There's a text and label. That's the default dataset. I have to preprocess this using the tokenizer.

In [None]:
def tokenization(example):
    return tokenizer(example["text"], truncation = True)

In [None]:
tokenized_datasets = raw_datasets.map(tokenization)

  0%|          | 0/25000 [00:00<?, ?ex/s]

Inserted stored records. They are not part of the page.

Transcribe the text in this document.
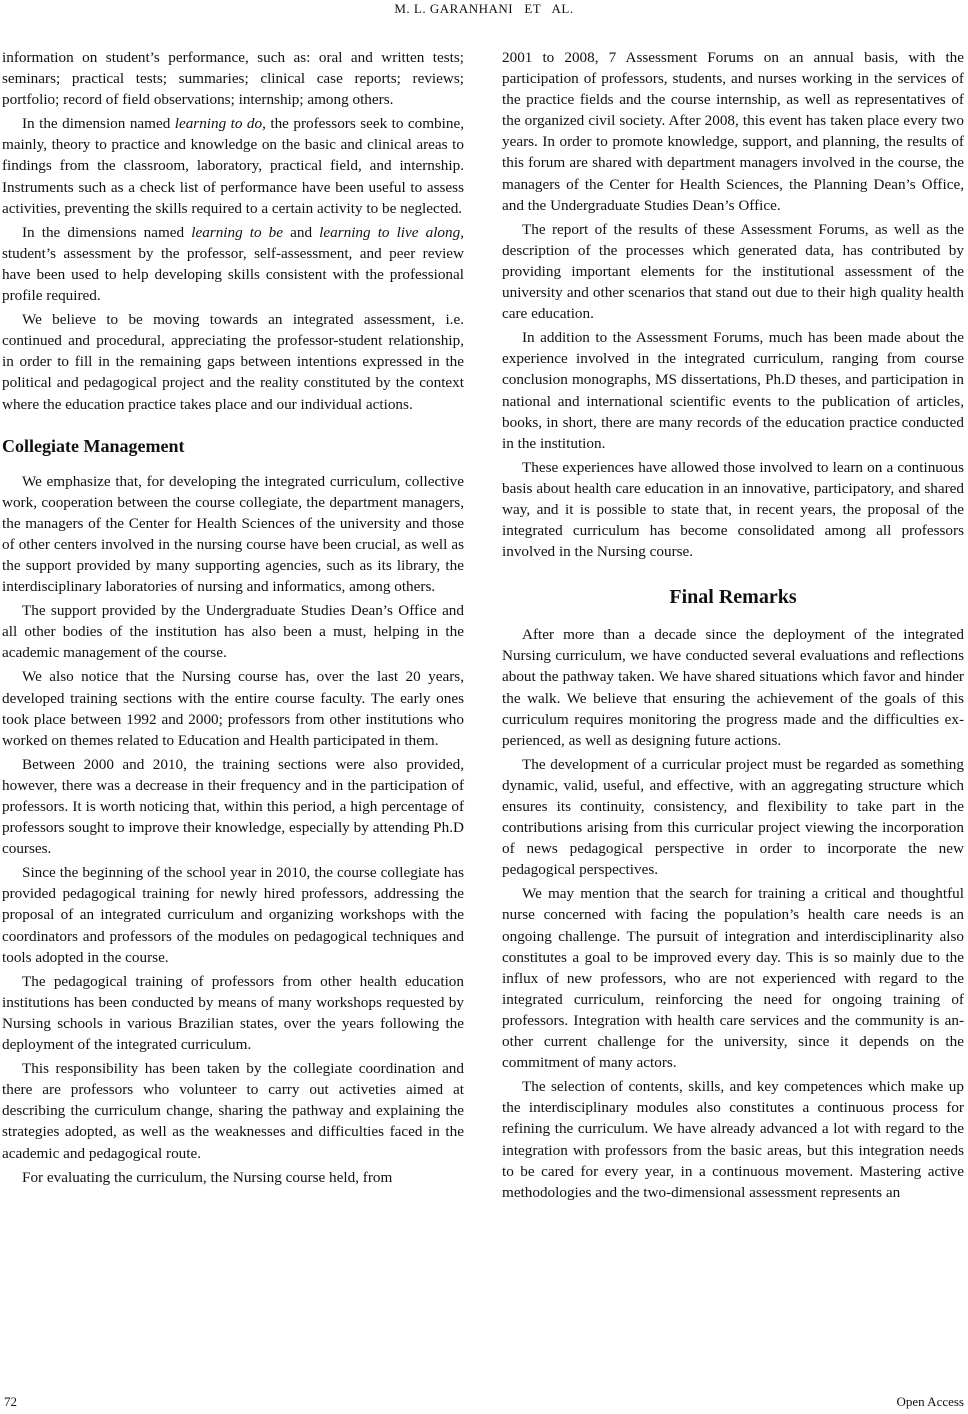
M. L. GARANHANI   ET   AL.

information on student’s performance, such as: oral and written tests; seminars; practical tests; summaries; clinical case reports; reviews; portfolio; record of field observations; internship; among others.

In the dimension named learning to do, the professors seek to combine, mainly, theory to practice and knowledge on the basic and clinical areas to findings from the classroom, laboratory, practical field, and internship. Instruments such as a check list of performance have been useful to assess activities, preventing the skills required to a certain activity to be neglected.

In the dimensions named learning to be and learning to live along, student’s assessment by the professor, self-assessment, and peer review have been used to help developing skills consistent with the professional profile required.

We believe to be moving towards an integrated assessment, i.e. continued and procedural, appreciating the professor-student relationship, in order to fill in the remaining gaps between intentions expressed in the political and pedagogical project and the reality constituted by the context where the education practice takes place and our individual actions.

Collegiate Management

We emphasize that, for developing the integrated curriculum, collective work, cooperation between the course collegiate, the department managers, the managers of the Center for Health Sciences of the university and those of other centers involved in the nursing course have been crucial, as well as the support provided by many supporting agencies, such as its library, the interdisciplinary laboratories of nursing and informatics, among others.

The support provided by the Undergraduate Studies Dean’s Office and all other bodies of the institution has also been a must, helping in the academic management of the course.

We also notice that the Nursing course has, over the last 20 years, developed training sections with the entire course faculty. The early ones took place between 1992 and 2000; professors from other institutions who worked on themes related to Education and Health participated in them.

Between 2000 and 2010, the training sections were also provided, however, there was a decrease in their frequency and in the participation of professors. It is worth noticing that, within this period, a high percentage of professors sought to improve their knowledge, especially by attending Ph.D courses.

Since the beginning of the school year in 2010, the course collegiate has provided pedagogical training for newly hired professors, addressing the proposal of an integrated curriculum and organizing workshops with the coordinators and professors of the modules on pedagogical techniques and tools adopted in the course.

The pedagogical training of professors from other health education institutions has been conducted by means of many workshops requested by Nursing schools in various Brazilian states, over the years following the deployment of the integrated curriculum.

This responsibility has been taken by the collegiate coordination and there are professors who volunteer to carry out activeties aimed at describing the curriculum change, sharing the pathway and explaining the strategies adopted, as well as the weaknesses and difficulties faced in the academic and pedagogical route.

For evaluating the curriculum, the Nursing course held, from

2001 to 2008, 7 Assessment Forums on an annual basis, with the participation of professors, students, and nurses working in the services of the practice fields and the course internship, as well as representatives of the organized civil society. After 2008, this event has taken place every two years. In order to promote knowledge, support, and planning, the results of this forum are shared with department managers involved in the course, the managers of the Center for Health Sciences, the Planning Dean’s Office, and the Undergraduate Studies Dean’s Office.

The report of the results of these Assessment Forums, as well as the description of the processes which generated data, has contributed by providing important elements for the institutional assessment of the university and other scenarios that stand out due to their high quality health care education.

In addition to the Assessment Forums, much has been made about the experience involved in the integrated curriculum, ranging from course conclusion monographs, MS dissertations, Ph.D theses, and participation in national and international scientific events to the publication of articles, books, in short, there are many records of the education practice conducted in the institution.

These experiences have allowed those involved to learn on a continuous basis about health care education in an innovative, participatory, and shared way, and it is possible to state that, in recent years, the proposal of the integrated curriculum has become consolidated among all professors involved in the Nursing course.

Final Remarks

After more than a decade since the deployment of the integrated Nursing curriculum, we have conducted several evaluations and reflections about the pathway taken. We have shared situations which favor and hinder the walk. We believe that ensuring the achievement of the goals of this curriculum requires monitoring the progress made and the difficulties experienced, as well as designing future actions.

The development of a curricular project must be regarded as something dynamic, valid, useful, and effective, with an aggregating structure which ensures its continuity, consistency, and flexibility to take part in the contributions arising from this curricular project viewing the incorporation of news pedagogical perspective in order to incorporate the new pedagogical perspectives.

We may mention that the search for training a critical and thoughtful nurse concerned with facing the population’s health care needs is an ongoing challenge. The pursuit of integration and interdisciplinarity also constitutes a goal to be improved every day. This is so mainly due to the influx of new professors, who are not experienced with regard to the integrated curriculum, reinforcing the need for ongoing training of professors. Integration with health care services and the community is another current challenge for the university, since it depends on the commitment of many actors.

The selection of contents, skills, and key competences which make up the interdisciplinary modules also constitutes a continuous process for refining the curriculum. We have already advanced a lot with regard to the integration with professors from the basic areas, but this integration needs to be cared for every year, in a continuous movement. Mastering active methodologies and the two-dimensional assessment represents an

72	Open Access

  0%|          | 0/25000 [00:00<?, ?ex/s]

  0%|          | 0/50000 [00:00<?, ?ex/s]

In [None]:
data_collator = DataCollatorWithPadding(tokenizer=tokenizer)


Model will accept:

`["attention_mask", "input_ids", "labels", "token_type_ids"]`

In [None]:
tokenized_datasets['train']

Dataset({
    features: ['text', 'label', 'input_ids', 'token_type_ids', 'attention_mask'],
    num_rows: 25000
})

In [None]:
tokenized_datasets = tokenized_datasets.remove_columns(["text"])
tokenized_datasets = tokenized_datasets.rename_column("label", "labels")

# Training the Model

In [None]:
train_dataloader = DataLoader(
    tokenized_datasets["train"], shuffle=True, batch_size=8, collate_fn=data_collator
)
eval_dataloader = DataLoader(
    tokenized_datasets["test"], batch_size=8, collate_fn=data_collator
)

In [None]:
accelerator = Accelerator()

optimizer = AdamW(model.parameters(), lr=3e-5)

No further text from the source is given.